Of course, given government regulation and coercion in a sector, a libertarian has no objection to the emergence of black markets, but these markets are more tracheotomies for a sick, coerced society than the breath of fresh air that one could experience in a libertarian society.

Murray Rothbard was correct, there is no connection between libertarians and the running of black market operations. Advancing libertarianism is about education, study and policy concerns, not about being the local (or online) black market drug dealer.

 Robert Wenzel is Editor & Publisher of and  Target Liberty. He is also author of The Fed Flunks: My Speech at the New York Federal Reserve Bank. Follow him on twitter:@wenzeleconomics


  1. Is it not the ultimate gunvernment regulation to declare a voluntary market illegal? Off the top of my head I can't think of what a civilization based on the NAP woiuld need black markets for.

    Alex Z.

  2. Tom Cotton of the Letter to Iran, writing at Harvard as a sophomore, explains how the NAP destroys “the community”:

    Libertarianism both flows from and into extreme individualism. It denies that the community (which acts through government) has any right, obligation or duty to infringe upon the individual, unless the individual's actions manifestly harm another. It gives government only the minimal means of providing for society. These means are limited to the police and military force, the criminal justice system and pure public goods such as the infrastructure and water systems. To replace all other roles which government plays, it relies solely on personal responsibility both for one's actions and one's fate…….
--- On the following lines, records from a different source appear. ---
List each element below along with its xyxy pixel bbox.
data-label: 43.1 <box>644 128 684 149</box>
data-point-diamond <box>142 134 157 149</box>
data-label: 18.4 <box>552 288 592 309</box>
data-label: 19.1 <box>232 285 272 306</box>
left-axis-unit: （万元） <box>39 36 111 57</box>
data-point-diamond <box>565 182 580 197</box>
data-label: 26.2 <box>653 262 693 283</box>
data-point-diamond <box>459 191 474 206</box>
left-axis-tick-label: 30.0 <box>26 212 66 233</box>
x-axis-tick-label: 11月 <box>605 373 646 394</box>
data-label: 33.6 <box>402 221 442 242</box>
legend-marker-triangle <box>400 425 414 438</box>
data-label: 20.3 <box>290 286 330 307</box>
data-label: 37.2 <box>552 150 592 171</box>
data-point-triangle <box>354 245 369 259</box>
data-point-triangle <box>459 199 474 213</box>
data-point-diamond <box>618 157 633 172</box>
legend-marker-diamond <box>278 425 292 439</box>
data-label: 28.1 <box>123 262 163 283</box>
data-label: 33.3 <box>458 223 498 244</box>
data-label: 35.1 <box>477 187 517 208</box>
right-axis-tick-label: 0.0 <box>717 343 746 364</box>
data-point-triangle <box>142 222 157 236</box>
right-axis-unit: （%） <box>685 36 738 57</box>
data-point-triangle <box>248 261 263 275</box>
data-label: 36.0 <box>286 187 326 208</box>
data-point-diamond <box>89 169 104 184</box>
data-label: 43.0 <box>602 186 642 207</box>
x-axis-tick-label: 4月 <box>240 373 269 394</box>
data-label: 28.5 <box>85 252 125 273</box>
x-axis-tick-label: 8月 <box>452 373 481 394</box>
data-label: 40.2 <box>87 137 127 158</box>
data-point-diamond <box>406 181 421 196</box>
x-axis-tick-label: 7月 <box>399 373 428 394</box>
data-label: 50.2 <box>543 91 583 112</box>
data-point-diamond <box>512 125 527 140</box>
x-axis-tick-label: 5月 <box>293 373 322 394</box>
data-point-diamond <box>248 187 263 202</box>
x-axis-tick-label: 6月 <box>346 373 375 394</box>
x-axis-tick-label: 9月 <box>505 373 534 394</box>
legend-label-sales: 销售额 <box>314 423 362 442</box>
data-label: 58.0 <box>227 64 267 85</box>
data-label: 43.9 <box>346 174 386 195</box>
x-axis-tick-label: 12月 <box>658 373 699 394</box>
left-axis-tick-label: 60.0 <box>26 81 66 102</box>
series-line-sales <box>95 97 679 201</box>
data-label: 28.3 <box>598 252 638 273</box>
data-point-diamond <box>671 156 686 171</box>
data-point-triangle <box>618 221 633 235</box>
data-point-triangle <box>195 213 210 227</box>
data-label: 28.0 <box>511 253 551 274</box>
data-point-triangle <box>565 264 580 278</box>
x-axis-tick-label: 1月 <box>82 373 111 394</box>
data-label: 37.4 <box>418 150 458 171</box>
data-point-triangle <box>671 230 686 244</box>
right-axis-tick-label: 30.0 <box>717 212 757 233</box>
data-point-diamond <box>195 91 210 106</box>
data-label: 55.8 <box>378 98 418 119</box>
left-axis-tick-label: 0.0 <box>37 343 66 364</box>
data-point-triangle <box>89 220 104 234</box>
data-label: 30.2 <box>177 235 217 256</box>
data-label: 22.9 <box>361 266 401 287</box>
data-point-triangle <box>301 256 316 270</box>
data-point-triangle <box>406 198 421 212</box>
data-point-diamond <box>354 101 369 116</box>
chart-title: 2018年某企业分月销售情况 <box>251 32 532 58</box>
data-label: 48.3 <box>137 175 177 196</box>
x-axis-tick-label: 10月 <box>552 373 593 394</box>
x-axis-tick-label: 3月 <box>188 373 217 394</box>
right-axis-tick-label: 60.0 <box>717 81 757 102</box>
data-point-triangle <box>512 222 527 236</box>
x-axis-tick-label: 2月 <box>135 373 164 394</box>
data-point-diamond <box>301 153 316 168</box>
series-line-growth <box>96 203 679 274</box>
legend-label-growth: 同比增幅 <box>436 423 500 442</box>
    To reject all rights of the community, one must reject all influence of the community. To do this implies a very specific, a very Hobbesian, view of human nature. One must think that men are naturally isolated, individual spirits frolicking only with their families and closest friends; we only assent to government to seek peace and stability of life. This outlook considers human society and sociability as purely conventional creations based on utility.

    1. Funny, his "critique" is not really a critique at all, but an ideal condition that libertarians work for. My word, self-sufficient, stable, cooperative people must positively terrify this mutant. Then again, look at what filth this crooked mind has spawned...

      And then he completely goes off the rail, because he equates "the state (government)" with "the community." Bob, as you are so often fond of saying, in a Rothbardian/Hoppean society, the community would have A LOT of say in how people behaved. Plus, for good measure, a nice dollop of Randian utilitarianism for good measure.

      These kinds of people, the empty-headed, thinly-read, and shallow-thinking pseudo-intellectuals, are really, REALLY dangerous.

    2. I was thinking....Isn't someone obsessed with "the community" a Communist?

      Of course if you are gay or black or in a mixed race relationship in the Old South, the community has rights it must be allowed to enforce against you, right?

      If you are Christian and you don't want to bake a cake for the gay wedding, the community has rights it must be allowed to enforce against you, right?

      Tom Cotton. What a brilliant mind.

    3. Sheesh. One non sequitur after another. The Scarecrow was right. Lots of people without brains do an awful lot of talking.

  3. --" Indeed, linking libertarianism with underground markets is an incorrect step. Underground markets, in fact, are a kind of work around "--

    Except that this fact is self-evident: If it is an "underground" market is because there is a restriction imposed by government, under threat of bodily harm or death. How is this supposed to be the evidence against libertarianism? It obviously represents evidence of the oppressive and arbitrary nature of government. Why is it that computer and computer component markets, which are much freer, have NONE of the pitfalls of underground markets?

    But this is the childish nature of anti-liberty arguments: they're nothing more than clumsy strawmen. There is no difference between that argument and one particular meme where a guy says "I'm a libertarian!" and another guy answers with "Oh, so you must hate roads!" Such is the level of discourse.

  4. Illegal is Illegal.....someone needs to check out Bastiat's "The Law."

    Real eye opener for me as i used to be a Republican who always asked, "is this action legal," rather than the correct, "is this action moral."